Sorry for replying too late (as this question is already answered). But I think I can give my 2 cents to this issue.
As @Parobay has said before you can add an special {"type": "complex"}
parameter in order to know which class do you want to deserialize. But as said before, you have to move all your data to an {"instance": {}}
subobject which feels akward as you have to keep control manually of the instances created in a big switch
.
You can use instead a TypeFactory
class to handle this situation better. More precisely, there are one special factory (which is not bundled currently with Gson and should) called RuntimeTypeAdapterFactory
. Copying what documentation says about this class:
Adapts values whose runtime type may differ from their declaration
type. This is necessary when a field's type is not the same type that
GSON should create when deserializing that field. For example,
consider these types:
{
abstract class Shape {
int x;
int y;
}
class Circle extends Shape {
int radius;
}
class Rectangle extends Shape {
int width;
int height;
}
class Diamond extends Shape {
int width;
int height;
}
class Drawing {
Shape bottomShape;
Shape topShape;
} }
Without additional type information, the serialized JSON is ambiguous. Is the bottom shape in this drawing a
rectangle or a diamond?
{
{
"bottomShape": {
"width": 10,
"height": 5,
"x": 0,
"y": 0
},
"topShape": {
"radius": 2,
"x": 4,
"y": 1
}
}}
This class addresses this problem by adding type information to the serialized JSON and honoring that type
information when the JSON is deserialized: {
{
"bottomShape": {
"type": "Diamond",
"width": 10,
"height": 5,
"x": 0,
"y": 0
},
"topShape": {
"type": "Circle",
"radius": 2,
"x": 4,
"y": 1
}
}}
Both the type field name ({@code "type"}) and the type labels ({@code "Rectangle"}) are configurable.
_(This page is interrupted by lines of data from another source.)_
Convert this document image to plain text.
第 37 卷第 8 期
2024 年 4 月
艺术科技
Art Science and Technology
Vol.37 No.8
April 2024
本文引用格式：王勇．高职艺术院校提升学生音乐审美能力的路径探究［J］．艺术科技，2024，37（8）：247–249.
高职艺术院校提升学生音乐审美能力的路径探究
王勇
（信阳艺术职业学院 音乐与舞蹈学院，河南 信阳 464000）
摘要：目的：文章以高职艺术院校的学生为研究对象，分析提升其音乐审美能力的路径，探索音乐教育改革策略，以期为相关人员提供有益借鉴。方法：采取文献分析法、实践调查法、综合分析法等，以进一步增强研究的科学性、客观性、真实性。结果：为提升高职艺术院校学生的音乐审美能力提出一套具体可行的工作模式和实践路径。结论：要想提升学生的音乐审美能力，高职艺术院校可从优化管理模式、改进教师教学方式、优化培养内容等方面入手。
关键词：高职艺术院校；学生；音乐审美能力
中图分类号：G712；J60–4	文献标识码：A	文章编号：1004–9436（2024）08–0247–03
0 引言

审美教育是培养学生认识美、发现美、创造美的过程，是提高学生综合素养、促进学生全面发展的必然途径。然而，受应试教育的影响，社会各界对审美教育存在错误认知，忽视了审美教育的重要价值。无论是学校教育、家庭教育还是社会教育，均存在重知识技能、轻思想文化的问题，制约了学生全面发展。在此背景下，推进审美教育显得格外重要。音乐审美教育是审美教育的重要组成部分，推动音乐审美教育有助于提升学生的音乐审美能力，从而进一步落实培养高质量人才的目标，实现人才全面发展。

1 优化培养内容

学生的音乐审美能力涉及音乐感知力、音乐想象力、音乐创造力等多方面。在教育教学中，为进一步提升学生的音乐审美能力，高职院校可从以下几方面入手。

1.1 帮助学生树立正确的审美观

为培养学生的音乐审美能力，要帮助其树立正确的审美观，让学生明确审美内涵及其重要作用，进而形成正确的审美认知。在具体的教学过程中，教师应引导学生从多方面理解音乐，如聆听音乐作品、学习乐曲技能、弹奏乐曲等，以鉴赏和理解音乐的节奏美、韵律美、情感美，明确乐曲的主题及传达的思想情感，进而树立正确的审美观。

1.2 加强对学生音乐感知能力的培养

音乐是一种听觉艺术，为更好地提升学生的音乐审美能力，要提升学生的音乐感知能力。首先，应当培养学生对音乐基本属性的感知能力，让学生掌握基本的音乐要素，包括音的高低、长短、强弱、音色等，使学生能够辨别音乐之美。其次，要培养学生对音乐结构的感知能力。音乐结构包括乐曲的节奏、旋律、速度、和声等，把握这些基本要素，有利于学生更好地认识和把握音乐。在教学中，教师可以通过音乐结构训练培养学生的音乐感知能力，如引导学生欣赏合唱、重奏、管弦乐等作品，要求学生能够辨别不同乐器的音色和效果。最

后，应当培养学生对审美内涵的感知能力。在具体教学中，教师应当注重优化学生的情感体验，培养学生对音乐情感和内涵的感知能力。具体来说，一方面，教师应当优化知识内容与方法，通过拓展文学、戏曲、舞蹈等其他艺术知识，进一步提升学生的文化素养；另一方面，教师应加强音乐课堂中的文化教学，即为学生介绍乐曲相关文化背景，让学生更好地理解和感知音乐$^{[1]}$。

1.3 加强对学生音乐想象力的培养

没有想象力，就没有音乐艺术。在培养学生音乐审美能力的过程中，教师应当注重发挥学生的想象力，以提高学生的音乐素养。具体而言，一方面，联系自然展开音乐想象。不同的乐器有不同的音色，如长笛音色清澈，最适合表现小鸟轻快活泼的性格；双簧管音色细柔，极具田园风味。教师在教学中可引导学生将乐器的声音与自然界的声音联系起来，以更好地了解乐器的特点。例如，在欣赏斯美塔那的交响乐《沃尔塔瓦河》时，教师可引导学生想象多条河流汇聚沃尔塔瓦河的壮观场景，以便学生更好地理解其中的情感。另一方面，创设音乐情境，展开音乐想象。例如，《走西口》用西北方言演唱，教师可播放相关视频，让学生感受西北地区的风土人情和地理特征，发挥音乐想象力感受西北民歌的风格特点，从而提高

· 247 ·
So you only have to create your Gson object with:
RuntimeTypeAdapter<Shape> shapeAdapter
= RuntimeTypeAdapter.of(Shape.class, "type")
.registerSubtype(Rectangle.class, "Rectangle");
Gson gson = new GsonBuilder()
.registerTypeAdapter(Shape.class, shapeAdapter)
.create();
And voilá, you have automatic (de)serialization of objects. I created a variation of this Factory that instead of expecting a type
parameter, tries to discover what kind of object is by running a custom regular expression (that way you can avoid to create that extra parameter, or when you don't have full control of the API).